Inspirasi Kaum Digital Native di Lombok-Sumbawa

banner kegiatan

SEORANG sahabat mengundang saya untuk sharing pengetahuan tentang blogging ke Lombok, Nusa Tenggara Barat (NTB). Tak saya sangka, perjalanan itu menjadi perjalanan yang mengesankan. Saya bertemu banyak sahabat-sahabat muda yang menggeluti dunia teknologi informasi. Dalam usia muda, pengalaman mereka sangat mengesankan saya. Mereka adalah para blogger, web designer, penulis buku, pengelola start-up, pembuat aplikasi di android, social media marketer, hingga para praktisi IT.

Mereka diikat oleh visi yang sama, yakni bagaimana mempromosikan Lombok-Sumbawa menjadi salah satu kiblat pariwisata dunia.
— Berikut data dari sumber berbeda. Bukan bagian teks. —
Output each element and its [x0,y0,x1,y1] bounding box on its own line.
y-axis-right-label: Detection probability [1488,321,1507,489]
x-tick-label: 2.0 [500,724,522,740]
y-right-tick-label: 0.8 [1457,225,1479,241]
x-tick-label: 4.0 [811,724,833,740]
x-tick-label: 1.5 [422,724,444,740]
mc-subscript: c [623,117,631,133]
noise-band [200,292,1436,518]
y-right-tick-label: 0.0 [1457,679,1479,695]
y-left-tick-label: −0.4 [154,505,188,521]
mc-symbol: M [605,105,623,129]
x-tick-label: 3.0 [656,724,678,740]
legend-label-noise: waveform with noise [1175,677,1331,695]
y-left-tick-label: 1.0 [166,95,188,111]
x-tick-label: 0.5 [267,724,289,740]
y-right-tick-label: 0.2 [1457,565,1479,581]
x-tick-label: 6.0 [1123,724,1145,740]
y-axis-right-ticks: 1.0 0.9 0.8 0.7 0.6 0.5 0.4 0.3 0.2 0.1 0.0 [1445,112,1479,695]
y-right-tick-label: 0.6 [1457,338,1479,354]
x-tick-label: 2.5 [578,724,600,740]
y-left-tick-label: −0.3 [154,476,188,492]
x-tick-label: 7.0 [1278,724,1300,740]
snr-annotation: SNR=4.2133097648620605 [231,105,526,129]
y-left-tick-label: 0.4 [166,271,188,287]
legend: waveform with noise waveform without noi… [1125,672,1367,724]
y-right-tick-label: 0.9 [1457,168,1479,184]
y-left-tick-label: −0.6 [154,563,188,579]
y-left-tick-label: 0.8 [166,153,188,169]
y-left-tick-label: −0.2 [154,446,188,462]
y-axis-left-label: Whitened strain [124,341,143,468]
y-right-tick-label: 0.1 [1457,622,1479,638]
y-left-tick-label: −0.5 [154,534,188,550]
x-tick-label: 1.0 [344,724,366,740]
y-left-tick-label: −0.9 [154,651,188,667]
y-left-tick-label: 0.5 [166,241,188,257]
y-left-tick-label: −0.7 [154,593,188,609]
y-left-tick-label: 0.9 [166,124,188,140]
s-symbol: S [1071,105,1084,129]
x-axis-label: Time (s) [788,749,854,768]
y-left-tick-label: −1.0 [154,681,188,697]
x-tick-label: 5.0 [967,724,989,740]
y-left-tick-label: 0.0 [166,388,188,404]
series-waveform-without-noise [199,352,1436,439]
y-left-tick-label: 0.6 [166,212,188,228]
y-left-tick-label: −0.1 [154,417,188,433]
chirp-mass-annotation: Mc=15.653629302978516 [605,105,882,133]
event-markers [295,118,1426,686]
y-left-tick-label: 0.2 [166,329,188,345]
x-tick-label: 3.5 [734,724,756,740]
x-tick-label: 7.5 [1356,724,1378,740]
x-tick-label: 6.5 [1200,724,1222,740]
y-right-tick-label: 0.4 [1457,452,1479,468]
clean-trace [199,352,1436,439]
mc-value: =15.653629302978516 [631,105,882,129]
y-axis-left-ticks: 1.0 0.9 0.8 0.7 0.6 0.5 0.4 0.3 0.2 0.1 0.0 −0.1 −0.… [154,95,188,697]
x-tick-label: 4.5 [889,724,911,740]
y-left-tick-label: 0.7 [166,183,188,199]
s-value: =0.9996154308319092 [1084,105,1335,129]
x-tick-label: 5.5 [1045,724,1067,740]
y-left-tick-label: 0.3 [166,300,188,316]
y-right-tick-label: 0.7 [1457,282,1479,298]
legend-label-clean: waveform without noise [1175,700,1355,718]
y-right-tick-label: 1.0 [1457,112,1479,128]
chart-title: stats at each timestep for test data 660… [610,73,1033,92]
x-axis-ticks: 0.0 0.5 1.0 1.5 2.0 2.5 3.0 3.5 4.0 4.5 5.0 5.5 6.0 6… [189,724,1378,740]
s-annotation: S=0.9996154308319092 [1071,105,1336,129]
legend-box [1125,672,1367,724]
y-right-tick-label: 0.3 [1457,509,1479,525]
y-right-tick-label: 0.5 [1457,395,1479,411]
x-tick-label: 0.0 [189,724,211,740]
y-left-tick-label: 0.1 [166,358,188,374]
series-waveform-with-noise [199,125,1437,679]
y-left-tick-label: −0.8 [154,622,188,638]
Di ranah maya, mereka sangat produktif dalam mereproduksi konten dan segala informasi tentang wilayah itu. Dalam hati, saya membatin, bahwa generasi inilah yang akan menentukan sejauh mana citra dan persepsi publik terhadap wilayah itu. Generasi inilah yang akan mengubah dunia, menentukan persepsi dan opini publik masa depan, lalu merancang perubahan melalui langkah-langkah sederhana.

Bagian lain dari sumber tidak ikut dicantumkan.